Archive for November, 2007

WHAT THE???

Thursday, November 22nd, 2007

I was the one who came up with this whole stupid idea…but now that it’s happening..it’s like a curse that made my whole body feel numb. Though i sound like i really don’t care, inside my head there are flashes of the times we’ve been together. We actually get along well,very well indeed. We’re having so much fun together. Then things went blurry, i went dizzy over stuff,stuff about us. We were so close…close to the point that we don’t know where our boundaries lies, the feeling of overfamiliarity creep over me,i got used to things that we’re doing. Then i realized somethings wrong with "us". Yeah we are happy, we are okay, we’re not having arguments very so often but then it hits me, it doesn’t mean that if we stay that way it’s healthy for both of us. I feel the need to grow. We both need to grow, individually and together as well. For now, i guess we need to track things back from where it was. I just hope it’ll work.

takte.hirap nito!

Friday, November 16th, 2007

so confused..why do such feelings come over me??why do i have to bring back the past and reminisce good old times just to find myself alone and weeping…i guess i ‘ll have to spend the night with this song:

I’m missing your bed I never sleep

Avoiding the spots where we’d have to speak,

And this bottle of beast Is taking me home

I’m cuddling close To blankets and sheets

But you’re not alone, and you’re not discreet

Make sure I know who’s taking you home.

I’m reading your note over again

There’s not a word that I comprehend,

Except when you signed it "I will love you always and forever."

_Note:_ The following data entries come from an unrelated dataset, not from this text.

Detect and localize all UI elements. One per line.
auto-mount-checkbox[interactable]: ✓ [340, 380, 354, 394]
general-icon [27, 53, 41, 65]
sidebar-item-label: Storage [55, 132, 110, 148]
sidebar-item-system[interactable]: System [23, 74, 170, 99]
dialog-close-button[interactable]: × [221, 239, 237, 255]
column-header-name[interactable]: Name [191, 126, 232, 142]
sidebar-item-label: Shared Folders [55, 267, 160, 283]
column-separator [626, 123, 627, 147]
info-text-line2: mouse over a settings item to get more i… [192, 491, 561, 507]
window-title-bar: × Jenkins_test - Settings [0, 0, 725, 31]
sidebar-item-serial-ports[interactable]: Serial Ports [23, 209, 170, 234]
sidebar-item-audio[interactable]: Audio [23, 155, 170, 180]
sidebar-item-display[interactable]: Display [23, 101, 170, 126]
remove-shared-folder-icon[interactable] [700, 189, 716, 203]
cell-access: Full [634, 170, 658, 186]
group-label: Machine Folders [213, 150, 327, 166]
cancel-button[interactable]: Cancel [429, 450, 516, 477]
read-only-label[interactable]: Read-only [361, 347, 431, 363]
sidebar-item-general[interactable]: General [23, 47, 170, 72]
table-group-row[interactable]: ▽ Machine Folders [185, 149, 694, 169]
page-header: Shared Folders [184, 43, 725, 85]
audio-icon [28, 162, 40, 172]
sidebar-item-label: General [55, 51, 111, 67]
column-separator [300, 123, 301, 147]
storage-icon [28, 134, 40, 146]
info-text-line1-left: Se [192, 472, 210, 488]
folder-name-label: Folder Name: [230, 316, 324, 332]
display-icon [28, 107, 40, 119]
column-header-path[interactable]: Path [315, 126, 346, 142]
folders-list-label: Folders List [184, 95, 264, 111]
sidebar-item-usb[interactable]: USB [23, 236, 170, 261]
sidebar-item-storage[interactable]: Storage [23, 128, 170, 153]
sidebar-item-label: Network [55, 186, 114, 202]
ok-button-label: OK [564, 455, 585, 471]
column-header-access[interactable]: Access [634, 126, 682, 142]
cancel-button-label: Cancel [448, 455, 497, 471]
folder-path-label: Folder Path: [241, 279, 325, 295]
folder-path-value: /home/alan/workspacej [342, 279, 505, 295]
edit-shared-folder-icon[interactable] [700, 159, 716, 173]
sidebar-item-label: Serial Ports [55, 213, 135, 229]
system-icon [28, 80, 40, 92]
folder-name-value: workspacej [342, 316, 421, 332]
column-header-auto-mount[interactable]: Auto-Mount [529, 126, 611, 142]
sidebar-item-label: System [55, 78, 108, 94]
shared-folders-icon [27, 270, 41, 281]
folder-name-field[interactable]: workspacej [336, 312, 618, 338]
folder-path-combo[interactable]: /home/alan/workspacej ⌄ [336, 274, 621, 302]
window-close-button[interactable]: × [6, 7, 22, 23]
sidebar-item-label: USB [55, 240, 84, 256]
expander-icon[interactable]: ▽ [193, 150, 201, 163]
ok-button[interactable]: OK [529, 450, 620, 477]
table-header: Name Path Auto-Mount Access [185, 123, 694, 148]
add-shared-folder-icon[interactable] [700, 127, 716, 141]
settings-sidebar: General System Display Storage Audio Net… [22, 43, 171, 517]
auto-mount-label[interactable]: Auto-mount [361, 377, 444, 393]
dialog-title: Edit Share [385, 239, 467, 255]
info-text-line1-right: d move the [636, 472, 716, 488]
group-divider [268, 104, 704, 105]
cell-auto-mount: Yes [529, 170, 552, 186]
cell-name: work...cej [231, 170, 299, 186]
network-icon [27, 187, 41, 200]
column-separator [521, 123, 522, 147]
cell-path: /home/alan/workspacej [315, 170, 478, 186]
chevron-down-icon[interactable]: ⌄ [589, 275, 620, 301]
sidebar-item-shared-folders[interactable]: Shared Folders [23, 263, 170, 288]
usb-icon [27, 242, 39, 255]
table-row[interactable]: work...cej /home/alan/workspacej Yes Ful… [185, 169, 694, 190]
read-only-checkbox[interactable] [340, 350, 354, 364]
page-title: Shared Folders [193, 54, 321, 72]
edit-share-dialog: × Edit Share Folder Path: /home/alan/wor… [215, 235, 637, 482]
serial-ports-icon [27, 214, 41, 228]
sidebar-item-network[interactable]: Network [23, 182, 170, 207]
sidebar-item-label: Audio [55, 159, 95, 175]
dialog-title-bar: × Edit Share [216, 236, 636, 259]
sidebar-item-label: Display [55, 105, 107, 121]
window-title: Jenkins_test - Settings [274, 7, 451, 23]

Well As for now I’m gonna hear the saddest songs

And sit alone and wonder How you’re making out

But as for me, I wish that I were anywhere with anyone Making out.

I’m missing your laugh How did it break?

And when did your eyes begin to look fake?

I hope you’re as happy as you ‘re pretending.

I am alone In my defeat I wish I knew you were safely at home

I’m missing your bed I never sleep

Avoiding the spots where we’d have speak,

and This bottle of beast is taking me home.

Your hair, it’s everywhere. Screaming infidelitie

s And taking its wear.

i-ate-like-a-construction-worker!!

Sunday, November 11th, 2007


Sunday!!!
my favorite day with my favorite things…hmmn…to start it with, don’t need to get up so early in the morning.
what else?? of course on top of spaghetti,,all over with cheese…does
it ring a bell??yep! i had a blockbuster lunch, a big platter of
spaghetti! ooopss…i must be forgetting something…what comes along
with spag??of course PIZZA!!
hahaha.. do i sound like a bloated mascot?? who can gobble up the whole
pizza! to complete my i-eat-like-a-construction-worker lunch there
should be a very evil drink which usually gives me pain but i really
can’t do with out it…the sinful drink..what
else???coke..well you might find it usual but beyond every slurp and
bite on my pizza…i find the simpliest joy i ever long for…other
things which can make me happy may come another day, but for this
certain sunday atleast i can say…i ate my heart out!